Typical expiratory curves obtained on one subject who performed the 10 SBW maneuvers (Fig. 2) show that each curve is specific to a given maneuver, including the amplitude and shape of the cardiogenic oscillations. For the lateral decubitus maneuvers, the shape of phase III is due to very large patterns of sequential emptying between the dependent and nondependent lung, as was previously demonstrated (5, 8). Frazier et al. (8) obtained SBW curves from individual lungs in awake volunteers in lateral decubitus posture, showing extreme sequencing between lungs, which makes the interpretation of phase III and IV very difficult. Not only does the contribution of each lung to phase III change dramatically during expiration, but the onset of phase IV is almost always impossible to measure. For these reasons, we decided not to measure the slope of phase III or phase IV height in these lateral postures nor to speculate on the amplitude and shape of the cardiogenic oscillations. The modifications in shape and amplitude of the oscillations between supine and prone and between lateral left and lateral right show that the role of the heart is posture dependent. The SBW curves of Fig. 2 also indicate that gravity plays a primary role in the shape of the curves. Despite that, the mean slope of phase III in maneuvers with 3-s breath-holding are remarkably insensitive to body posture, with or without end-inspiratory rotation (Fig. 4).

The standard model for the interpretation of the gravity-dependent slope of the alveolar plateau in any body posture is the so-called "onion-skin" diagram described by Milic-Emili et al. (13) and the demonstration by Anthonisen et al. (2) of gravity-dependent sequential emptying of lung regions throughout the VC. The model of Milic-Emili et al. assumes a fixed gradient of pleural pressure and uniform intrinsic elastic properties of the lung. Because of the curvilinear pressure-volume (PV) relationship, nondependent lung regions (higher up on their PV curve) are more expanded and inflate less during a breath than dependent regions situated on the steeper part of the PV curve. Because the pleural pressure gradient is attributed to the weight of the lung, gravity influences the gradient and hence the vertical difference in expansion. Therefore, this model predicts that, in µG, vertical distribution of inspired gas is more uniform and phase III slope is reduced. However, only minor reductions in phase III slope were observed during transient (12) and sustained (9) µG. These results suggest other sources of ventilation inhomogeneity. On the basis of experiments performed in dogs, Engel et al. (7) have shown that small lung regions subtended by peripheral airways also manifest an inhomogeneity of gas concentrations among units emptying sequentially (CDI), a possible mechanism being that of differing mechanical properties of relatively small lung units. The other mechanism is DCDI in the lung periphery which, according to theoretical studies (14), also leads to a sloping phase III.
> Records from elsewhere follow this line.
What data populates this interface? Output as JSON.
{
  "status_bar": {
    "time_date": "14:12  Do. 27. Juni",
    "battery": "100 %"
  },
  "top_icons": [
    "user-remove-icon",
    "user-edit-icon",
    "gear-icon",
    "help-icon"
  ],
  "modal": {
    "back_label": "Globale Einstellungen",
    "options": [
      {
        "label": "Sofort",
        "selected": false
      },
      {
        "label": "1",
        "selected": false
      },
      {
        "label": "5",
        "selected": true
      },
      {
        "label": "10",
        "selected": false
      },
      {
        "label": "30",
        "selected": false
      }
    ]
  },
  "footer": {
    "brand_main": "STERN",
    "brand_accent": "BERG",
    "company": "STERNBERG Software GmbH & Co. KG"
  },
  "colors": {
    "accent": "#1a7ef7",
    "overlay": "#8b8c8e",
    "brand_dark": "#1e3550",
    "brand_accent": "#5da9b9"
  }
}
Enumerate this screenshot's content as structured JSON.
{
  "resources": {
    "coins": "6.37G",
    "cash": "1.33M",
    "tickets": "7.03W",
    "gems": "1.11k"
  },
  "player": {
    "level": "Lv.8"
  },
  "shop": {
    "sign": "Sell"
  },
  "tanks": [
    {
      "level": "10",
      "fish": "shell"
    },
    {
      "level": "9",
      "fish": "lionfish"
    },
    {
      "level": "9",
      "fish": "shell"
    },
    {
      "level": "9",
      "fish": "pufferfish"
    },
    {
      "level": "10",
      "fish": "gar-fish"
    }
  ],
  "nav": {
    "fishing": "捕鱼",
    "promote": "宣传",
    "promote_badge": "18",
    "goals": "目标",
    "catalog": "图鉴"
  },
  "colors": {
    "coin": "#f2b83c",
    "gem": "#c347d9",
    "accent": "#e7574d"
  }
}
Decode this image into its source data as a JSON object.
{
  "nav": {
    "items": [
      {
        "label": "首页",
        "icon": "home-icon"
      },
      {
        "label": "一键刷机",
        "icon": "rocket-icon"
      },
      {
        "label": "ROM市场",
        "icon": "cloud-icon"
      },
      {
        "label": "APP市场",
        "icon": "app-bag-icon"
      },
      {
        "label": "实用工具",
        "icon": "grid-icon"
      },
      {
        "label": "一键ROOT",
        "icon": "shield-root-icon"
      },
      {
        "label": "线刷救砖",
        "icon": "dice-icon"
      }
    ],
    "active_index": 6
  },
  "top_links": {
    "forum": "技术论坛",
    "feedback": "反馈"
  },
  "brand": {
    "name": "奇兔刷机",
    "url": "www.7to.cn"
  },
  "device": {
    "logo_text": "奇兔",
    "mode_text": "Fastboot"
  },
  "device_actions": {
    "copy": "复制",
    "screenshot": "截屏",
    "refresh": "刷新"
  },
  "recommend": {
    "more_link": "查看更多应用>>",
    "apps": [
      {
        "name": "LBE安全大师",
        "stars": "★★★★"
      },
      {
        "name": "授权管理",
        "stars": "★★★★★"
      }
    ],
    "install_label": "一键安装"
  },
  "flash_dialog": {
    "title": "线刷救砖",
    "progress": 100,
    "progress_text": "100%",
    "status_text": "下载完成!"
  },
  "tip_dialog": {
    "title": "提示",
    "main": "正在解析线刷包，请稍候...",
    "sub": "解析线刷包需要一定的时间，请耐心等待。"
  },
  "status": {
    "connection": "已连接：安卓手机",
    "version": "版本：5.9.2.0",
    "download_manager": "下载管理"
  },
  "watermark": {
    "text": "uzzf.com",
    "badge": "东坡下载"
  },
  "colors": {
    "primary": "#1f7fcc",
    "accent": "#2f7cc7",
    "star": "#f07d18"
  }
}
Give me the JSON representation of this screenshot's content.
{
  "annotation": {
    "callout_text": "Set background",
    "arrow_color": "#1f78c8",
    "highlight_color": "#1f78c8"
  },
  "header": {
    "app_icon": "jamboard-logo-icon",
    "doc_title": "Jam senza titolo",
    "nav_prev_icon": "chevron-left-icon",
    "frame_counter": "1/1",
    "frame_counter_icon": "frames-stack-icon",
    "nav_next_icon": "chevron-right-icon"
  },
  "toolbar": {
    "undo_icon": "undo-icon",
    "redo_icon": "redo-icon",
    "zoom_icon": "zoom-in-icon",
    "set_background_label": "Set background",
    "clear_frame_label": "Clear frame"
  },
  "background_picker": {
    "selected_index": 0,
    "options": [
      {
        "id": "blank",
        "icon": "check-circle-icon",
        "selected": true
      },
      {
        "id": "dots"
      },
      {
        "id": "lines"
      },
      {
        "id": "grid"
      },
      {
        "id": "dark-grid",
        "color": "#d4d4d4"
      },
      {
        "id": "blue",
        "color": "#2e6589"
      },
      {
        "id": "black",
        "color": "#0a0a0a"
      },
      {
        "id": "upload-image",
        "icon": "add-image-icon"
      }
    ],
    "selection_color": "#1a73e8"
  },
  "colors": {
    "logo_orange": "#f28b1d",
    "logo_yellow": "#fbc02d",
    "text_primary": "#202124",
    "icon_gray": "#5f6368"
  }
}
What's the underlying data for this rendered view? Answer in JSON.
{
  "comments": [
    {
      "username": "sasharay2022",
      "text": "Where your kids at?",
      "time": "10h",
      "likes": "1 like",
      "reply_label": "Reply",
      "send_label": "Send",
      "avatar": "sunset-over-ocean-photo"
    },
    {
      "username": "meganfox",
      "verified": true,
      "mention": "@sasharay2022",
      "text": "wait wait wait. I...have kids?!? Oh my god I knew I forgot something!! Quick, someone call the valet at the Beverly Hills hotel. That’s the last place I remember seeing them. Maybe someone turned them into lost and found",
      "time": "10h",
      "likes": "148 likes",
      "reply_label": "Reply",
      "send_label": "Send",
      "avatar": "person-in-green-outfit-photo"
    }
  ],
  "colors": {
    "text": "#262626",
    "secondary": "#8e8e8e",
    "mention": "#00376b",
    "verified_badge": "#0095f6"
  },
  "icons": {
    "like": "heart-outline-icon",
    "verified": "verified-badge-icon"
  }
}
Posture-dependence of phase III: Role of gravity. The marked N2 phase III slope decreases between supine and prone postures with or without breath-hold (Figs. 3 and 4) indicate that, at least in the supine posture, phase III slope is partially due to emptying patterns of lung units larger than acini with different volume-to-ventilation ratios (i.e., CDI). Insofar as the onion-skin models obtained in supine and prone postures are similar (10), it would be unlikely that the difference in N2 phase III slope between static supine and prone SBW maneuvers are due to different gravity-dependent inspired ventilation distribution. If, on the other hand, we extrapolate to humans the result obtained by Wiener-Kronish et al. (18) in dogs, the vertical gradient of pleural pressure in the prone posture is smaller than in the supine posture, and this can explain, at least in part, the observation. In any case, the CDI contribution to N2 phase III slope appears to be smallest in the prone posture.

The gravity-dependent contribution to ventilation inhomogeneity in the prone and supine postures can be assessed by comparison of the static (supine or prone) and semistatic (supine-prone or prone-supine) SBW maneuvers. To validate this approach, we have also evaluated the possible transient effects of the end-inspiratory rotation in the supine-prone and prone-supine measurements. This was done by comparing prone and supine SBW maneuvers with or without an end-inspiratory 360° rotation (Table 3). We decided to keep the same angular velocity (15 rpm) and extended end-inspiratory breath-holding from 3 to 5 s. In fact, N2 phase III slope and SF6-He slope difference obtained with a 5-s breath-hold (SP vs. PR in Table 3) showed similar behavior to that obtained with a 3-s breath-hold (SP vs. PR in Fig. 4).

The fact that a significant decrease in N2 phase III slope was observed in the supine posture with a 360° rotation compared with the equivalent static SBW suggests a small dynamic effect. The fact that the SF6-He slope difference remained unaffected by the 360° rotation indicates that this transient effect is CDI in origin. In this respect, the absence of any transient effect in the prone experiments, even for the N2 phase III slope, is consistent with minimal CDI inhomogeneities in this posture. Finally, because the 5-s breath-hold increases the relative importance of CDI (i.e., ventilation inhomogeneities between units larger than those in which 2 extra seconds allow homogenization by diffusion), the transient dynamic effect in the supine-prone and prone-supine measurements (with 3-s breath-hold) is expected to be even smaller. Therefore, we will neglect it in the computation of the gravity-dependent ventilation inhomogeneities.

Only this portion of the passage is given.